Rottura tendine del d’Achille: cause, rimedi e recupero

Il tendine d’Achille, la struttura

Il tendine d’ Achille, anche noto come tendine calcaneale, è una struttura costituita da fasci di fibre collagene dure, ma molto elastiche, collocato tra polpaccio e caviglia; è considerato il più robusto e forte del corpo, può ricevere infatti uno stress di carico pari a 3,9 volte il peso del corpo quando si cammina e 7,7 volte il peso del corpo in corsa, ed è indispensabile per lo svolgimento del passo, nonché per la deambulazione, la corsa e il salto.

Nonostante sia un tendine adatto a ricevere numerose sollecitazioni durante il movimento del piede e della gamba, se sottoposto ad uno sforzo eccessivo può lacerarsi e rompersi, come accade specialmente nei soggetti sportivi.

Il sintomo caratteristico è l’improvvisa insorgenza di un forte dolore al tallone, spesso accompagnato da un suono simile ad uno schiocco, che rende quasi impossibile camminare.

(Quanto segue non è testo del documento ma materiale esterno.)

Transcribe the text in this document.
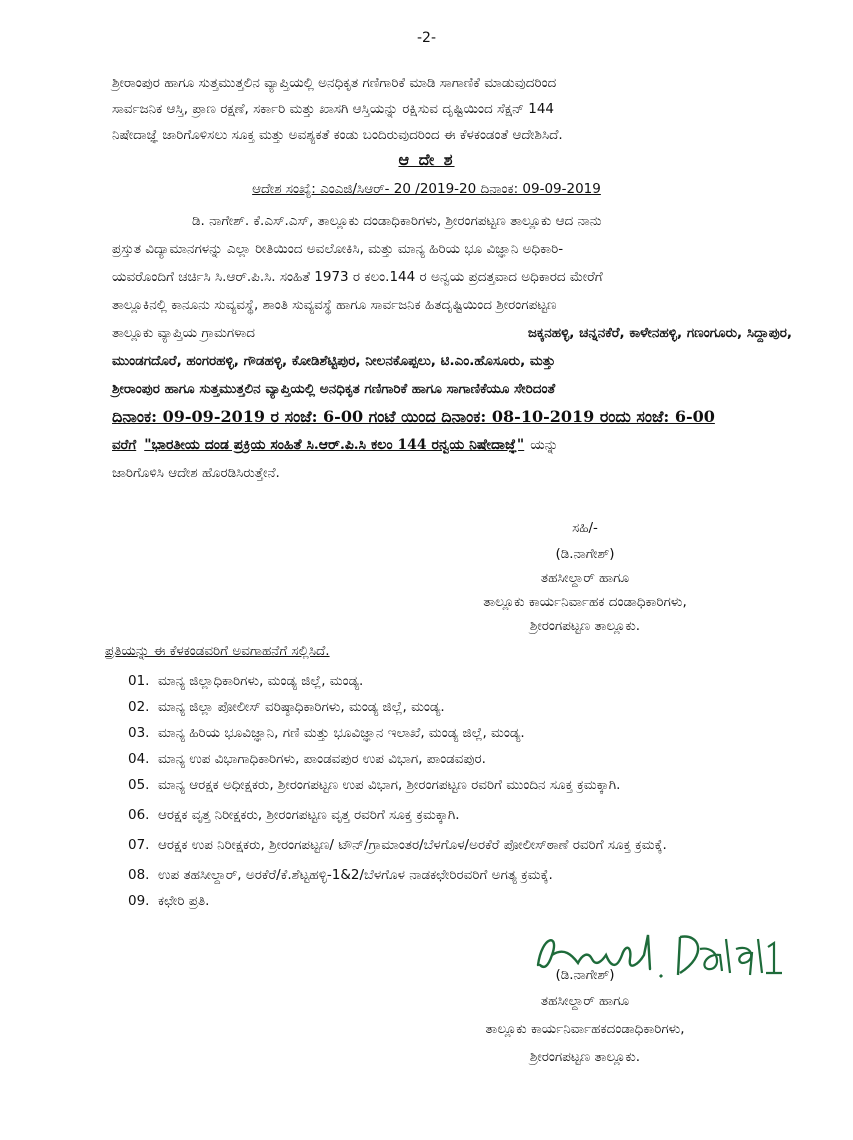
-2-
ಶ್ರೀರಾಂಪುರ ಹಾಗೂ ಸುತ್ತಮುತ್ತಲಿನ ವ್ಯಾಪ್ತಿಯಲ್ಲಿ ಅನಧಿಕೃತ ಗಣಿಗಾರಿಕೆ ಮಾಡಿ ಸಾಗಾಣಿಕೆ ಮಾಡುವುದರಿಂದ
ಸಾರ್ವಜನಿಕ ಆಸ್ತಿ, ಪ್ರಾಣ ರಕ್ಷಣೆ, ಸರ್ಕಾರಿ ಮತ್ತು ಖಾಸಗಿ ಆಸ್ತಿಯನ್ನು ರಕ್ಷಿಸುವ ದೃಷ್ಟಿಯಿಂದ ಸೆಕ್ಷನ್ 144
ನಿಷೇದಾಜ್ಞೆ ಜಾರಿಗೊಳಿಸಲು ಸೂಕ್ತ ಮತ್ತು ಅವಶ್ಯಕತೆ ಕಂಡು ಬಂದಿರುವುದರಿಂದ ಈ ಕೆಳಕಂಡಂತೆ ಆದೇಶಿಸಿದೆ.
ಆ ದೇ ಶ
ಆದೇಶ ಸಂಖ್ಯೆ: ಎಂಎಜಿ/ಸಿಆರ್- 20 /2019-20 ದಿನಾಂಕ: 09-09-2019
ಡಿ. ನಾಗೇಶ್. ಕೆ.ಎಸ್.ಎಸ್, ತಾಲ್ಲೂಕು ದಂಡಾಧಿಕಾರಿಗಳು, ಶ್ರೀರಂಗಪಟ್ಟಣ ತಾಲ್ಲೂಕು ಆದ ನಾನು
ಪ್ರಸ್ತುತ ವಿದ್ಯಾಮಾನಗಳನ್ನು ಎಲ್ಲಾ ರೀತಿಯಿಂದ ಅವಲೋಕಿಸಿ, ಮತ್ತು ಮಾನ್ಯ ಹಿರಿಯ ಭೂ ವಿಜ್ಞಾನಿ ಅಧಿಕಾರಿ-
ಯವರೊಂದಿಗೆ ಚರ್ಚಿಸಿ ಸಿ.ಆರ್.ಪಿ.ಸಿ. ಸಂಹಿತೆ 1973 ರ ಕಲಂ.144 ರ ಅನ್ವಯ ಪ್ರದತ್ತವಾದ ಅಧಿಕಾರದ ಮೇರೆಗೆ
ತಾಲ್ಲೂಕಿನಲ್ಲಿ ಕಾನೂನು ಸುವ್ಯವಸ್ಥೆ, ಶಾಂತಿ ಸುವ್ಯವಸ್ಥೆ ಹಾಗೂ ಸಾರ್ವಜನಿಕ ಹಿತದೃಷ್ಟಿಯಿಂದ ಶ್ರೀರಂಗಪಟ್ಟಣ
ತಾಲ್ಲೂಕು ವ್ಯಾಪ್ತಿಯ ಗ್ರಾಮಗಳಾದ	ಜಕ್ಕನಹಳ್ಳಿ, ಚನ್ನನಕೆರೆ, ಕಾಳೇನಹಳ್ಳಿ, ಗಣಂಗೂರು, ಸಿದ್ದಾಪುರ,
ಮುಂಡಗದೊರೆ, ಹಂಗರಹಳ್ಳಿ, ಗೌಡಹಳ್ಳಿ, ಕೋಡಿಶೆಟ್ಟಿಪುರ, ನೀಲನಕೊಪ್ಪಲು, ಟಿ.ಎಂ.ಹೊಸೂರು, ಮತ್ತು
ಶ್ರೀರಾಂಪುರ ಹಾಗೂ ಸುತ್ತಮುತ್ತಲಿನ ವ್ಯಾಪ್ತಿಯಲ್ಲಿ ಅನಧಿಕೃತ ಗಣಿಗಾರಿಕೆ ಹಾಗೂ ಸಾಗಾಣಿಕೆಯೂ ಸೇರಿದಂತೆ
ದಿನಾಂಕ: 09-09-2019 ರ ಸಂಜೆ: 6-00 ಗಂಟೆ ಯಿಂದ ದಿನಾಂಕ: 08-10-2019 ರಂದು ಸಂಜೆ: 6-00
ವರೆಗೆ "ಭಾರತೀಯ ದಂಡ ಪ್ರಕ್ರಿಯ ಸಂಹಿತೆ ಸಿ.ಆರ್.ಪಿ.ಸಿ ಕಲಂ 144 ರನ್ವಯ ನಿಷೇದಾಜ್ಞೆ" ಯನ್ನು
ಜಾರಿಗೊಳಿಸಿ ಆದೇಶ ಹೊರಡಿಸಿರುತ್ತೇನೆ.
ಸಹಿ/-
(ಡಿ.ನಾಗೇಶ್)
ತಹಸೀಲ್ದಾರ್ ಹಾಗೂ
ತಾಲ್ಲೂಕು ಕಾರ್ಯನಿರ್ವಾಹಕ ದಂಡಾಧಿಕಾರಿಗಳು,
ಶ್ರೀರಂಗಪಟ್ಟಣ ತಾಲ್ಲೂಕು.
ಪ್ರತಿಯನ್ನು ಈ ಕೆಳಕಂಡವರಿಗೆ ಅವಗಾಹನೆಗೆ ಸಲ್ಲಿಸಿದೆ.
01. ಮಾನ್ಯ ಜಿಲ್ಲಾಧಿಕಾರಿಗಳು, ಮಂಡ್ಯ ಜಿಲ್ಲೆ, ಮಂಡ್ಯ.
02. ಮಾನ್ಯ ಜಿಲ್ಲಾ ಪೋಲೀಸ್ ವರಿಷ್ಠಾಧಿಕಾರಿಗಳು, ಮಂಡ್ಯ ಜಿಲ್ಲೆ, ಮಂಡ್ಯ.
03. ಮಾನ್ಯ ಹಿರಿಯ ಭೂವಿಜ್ಞಾನಿ, ಗಣಿ ಮತ್ತು ಭೂವಿಜ್ಞಾನ ಇಲಾಖೆ, ಮಂಡ್ಯ ಜಿಲ್ಲೆ, ಮಂಡ್ಯ.
04. ಮಾನ್ಯ ಉಪ ವಿಭಾಗಾಧಿಕಾರಿಗಳು, ಪಾಂಡವಪುರ ಉಪ ವಿಭಾಗ, ಪಾಂಡವಪುರ.
05. ಮಾನ್ಯ ಆರಕ್ಷಕ ಅಧೀಕ್ಷಕರು, ಶ್ರೀರಂಗಪಟ್ಟಣ ಉಪ ವಿಭಾಗ, ಶ್ರೀರಂಗಪಟ್ಟಣ ರವರಿಗೆ ಮುಂದಿನ ಸೂಕ್ತ ಕ್ರಮಕ್ಕಾಗಿ.
06. ಆರಕ್ಷಕ ವೃತ್ತ ನಿರೀಕ್ಷಕರು, ಶ್ರೀರಂಗಪಟ್ಟಣ ವೃತ್ತ ರವರಿಗೆ ಸೂಕ್ತ ಕ್ರಮಕ್ಕಾಗಿ.
07. ಆರಕ್ಷಕ ಉಪ ನಿರೀಕ್ಷಕರು, ಶ್ರೀರಂಗಪಟ್ಟಣ/ ಟೌನ್/ಗ್ರಾಮಾಂತರ/ಬೆಳಗೊಳ/ಅರಕೆರೆ ಪೋಲೀಸ್‌ಠಾಣೆ ರವರಿಗೆ ಸೂಕ್ತ ಕ್ರಮಕ್ಕೆ.
08. ಉಪ ತಹಸೀಲ್ದಾರ್, ಅರಕೆರೆ/ಕೆ.ಶೆಟ್ಟಹಳ್ಳಿ-1&2/ಬೆಳಗೊಳ ನಾಡಕಛೇರಿರವರಿಗೆ ಅಗತ್ಯ ಕ್ರಮಕ್ಕೆ.
09. ಕಛೇರಿ ಪ್ರತಿ.
(ಡಿ.ನಾಗೇಶ್)
ತಹಸೀಲ್ದಾರ್ ಹಾಗೂ
ತಾಲ್ಲೂಕು ಕಾರ್ಯನಿರ್ವಾಹಕದಂಡಾಧಿಕಾರಿಗಳು,
ಶ್ರೀರಂಗಪಟ್ಟಣ ತಾಲ್ಲೂಕು.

La rottura del tendine di Achille, che può essere parziale o completa, è infatti un incidente in cui molti sportivi hanno avuto la sfortuna di incorrere. Per comprendere meglio cause e conseguenze di questa lesione, bisogna capire qual è il ruolo dell’achilleo (altro nome del tendine). L’infortunio si verifica in genere a seguito di un evento traumatico e/o in conseguenza di una tendinite trascurata; la diagnosi si basa in genere sulla clinica (osservazione dei sintomi), supportata da esami di imaging.

Il tendine di Achille è il tendine più grosso e robusto del corpo umano. È situato tra polpaccio e caviglia e lega i muscoli del polpaccio (il tricipite della sura, formato dai due muscoli gastrocnemi e dal muscolo soleo) al piede, inserendosi sul calcagno.

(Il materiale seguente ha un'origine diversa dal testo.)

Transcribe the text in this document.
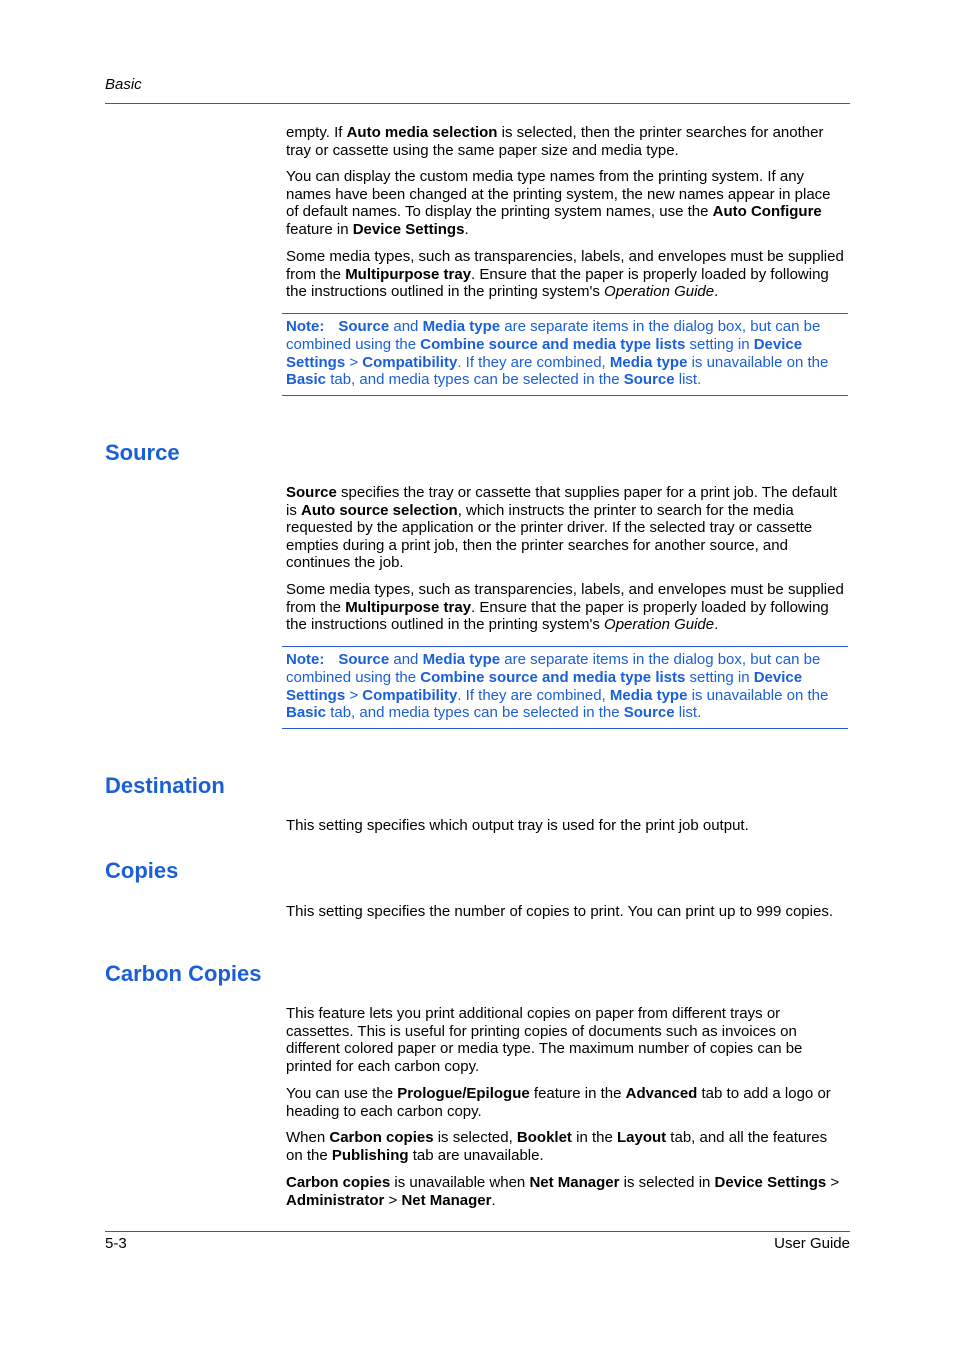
Basic

empty. If Auto media selection is selected, then the printer searches for another tray or cassette using the same paper size and media type.

You can display the custom media type names from the printing system. If any names have been changed at the printing system, the new names appear in place of default names. To display the printing system names, use the Auto Configure feature in Device Settings.

Some media types, such as transparencies, labels, and envelopes must be supplied from the Multipurpose tray. Ensure that the paper is properly loaded by following the instructions outlined in the printing system's Operation Guide.

Note: Source and Media type are separate items in the dialog box, but can be combined using the Combine source and media type lists setting in Device Settings > Compatibility. If they are combined, Media type is unavailable on the Basic tab, and media types can be selected in the Source list.
Source

Source specifies the tray or cassette that supplies paper for a print job. The default is Auto source selection, which instructs the printer to search for the media requested by the application or the printer driver. If the selected tray or cassette empties during a print job, then the printer searches for another source, and continues the job.

Some media types, such as transparencies, labels, and envelopes must be supplied from the Multipurpose tray. Ensure that the paper is properly loaded by following the instructions outlined in the printing system's Operation Guide.

Note: Source and Media type are separate items in the dialog box, but can be combined using the Combine source and media type lists setting in Device Settings > Compatibility. If they are combined, Media type is unavailable on the Basic tab, and media types can be selected in the Source list.
Destination

This setting specifies which output tray is used for the print job output.

Copies

This setting specifies the number of copies to print. You can print up to 999 copies.

Carbon Copies

This feature lets you print additional copies on paper from different trays or cassettes. This is useful for printing copies of documents such as invoices on different colored paper or media type. The maximum number of copies can be printed for each carbon copy.

You can use the Prologue/Epilogue feature in the Advanced tab to add a logo or heading to each carbon copy.

When Carbon copies is selected, Booklet in the Layout tab, and all the features on the Publishing tab are unavailable.

Carbon copies is unavailable when Net Manager is selected in Device Settings > Administrator > Net Manager.

5-3	User Guide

Perché il tendine di Achille è così importante? Perché è indispensabile per lo svolgimento del passo, quindi nella deambulazione, nella corsa e nel salto. Lo sa bene chi subisce questo infortunio. Ecco perché le conseguenze di una lesione del tendine d’Achille sono particolarmente invalidati, non solo per la vita sportiva.

I traumi sportivi non sono l’unica causa della sua rottura

Il trattamento può essere chirurgico o più conservativo (gesso) e generalmente è possibile riprendere a caricare gradualmente il peso sul tendine colpito entro 4-6 settimane.

Cause

Tra le cause della rottura del tendine d’Achille ci sono anche i piccoli traumi: per esempio, potrebbe capitare che, in seguito a una caduta, si appoggi male il piede provocando così la lesione.

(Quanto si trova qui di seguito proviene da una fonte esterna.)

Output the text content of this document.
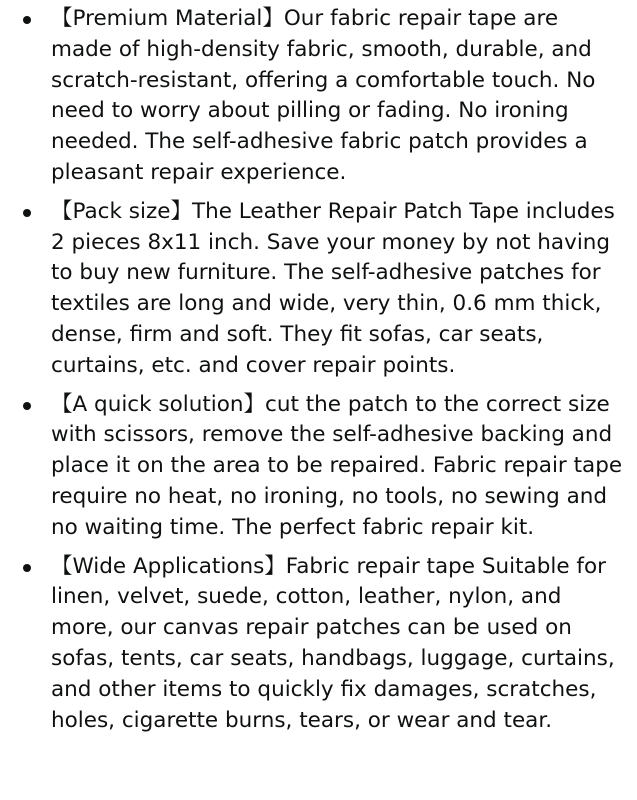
【Premium Material】Our fabric repair tape are made of high-density fabric, smooth, durable, and scratch-resistant, offering a comfortable touch. No need to worry about pilling or fading. No ironing needed. The self-adhesive fabric patch provides a pleasant repair experience.
【Pack size】The Leather Repair Patch Tape includes 2 pieces 8x11 inch. Save your money by not having to buy new furniture. The self-adhesive patches for textiles are long and wide, very thin, 0.6 mm thick, dense, firm and soft. They fit sofas, car seats, curtains, etc. and cover repair points.
【A quick solution】cut the patch to the correct size with scissors, remove the self-adhesive backing and place it on the area to be repaired. Fabric repair tape require no heat, no ironing, no tools, no sewing and no waiting time. The perfect fabric repair kit.
【Wide Applications】Fabric repair tape Suitable for linen, velvet, suede, cotton, leather, nylon, and more, our canvas repair patches can be used on sofas, tents, car seats, handbags, luggage, curtains, and other items to quickly fix damages, scratches, holes, cigarette burns, tears, or wear and tear.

Ci sono dei fattori di rischio? Sicuramente dobbiamo menzionare l’età avanzata. Sì, perché col passare del tempo anche il tendine d’Achille va incontro all’invecchiamento. Questo, associato a eventuali problemi metabolici – come il diabete, l’aumento di peso, il colesterolo alto –, può portare a un indebolimento progressivo che può degenerare fino alla rottura.
La rottura del tendine di Achille si verifica in circa 1 soggetto su 10.000 ogni anno, soprattutto nei pazienti che praticano sport come:

  • podismo
  • ginnastica
  • danza
  • basket
  • tennis
  • e pallavolo

Le lesioni possono essere favorite da un movimento rapido ed improvviso all’inizio dell’attività, tale da comportare una brusca contrazione del muscolo e uno stress eccessivo per il tendine (come accade, per esempio, ai velocisti, all’inizio delle proprie gare, se non sufficientemente riscaldati)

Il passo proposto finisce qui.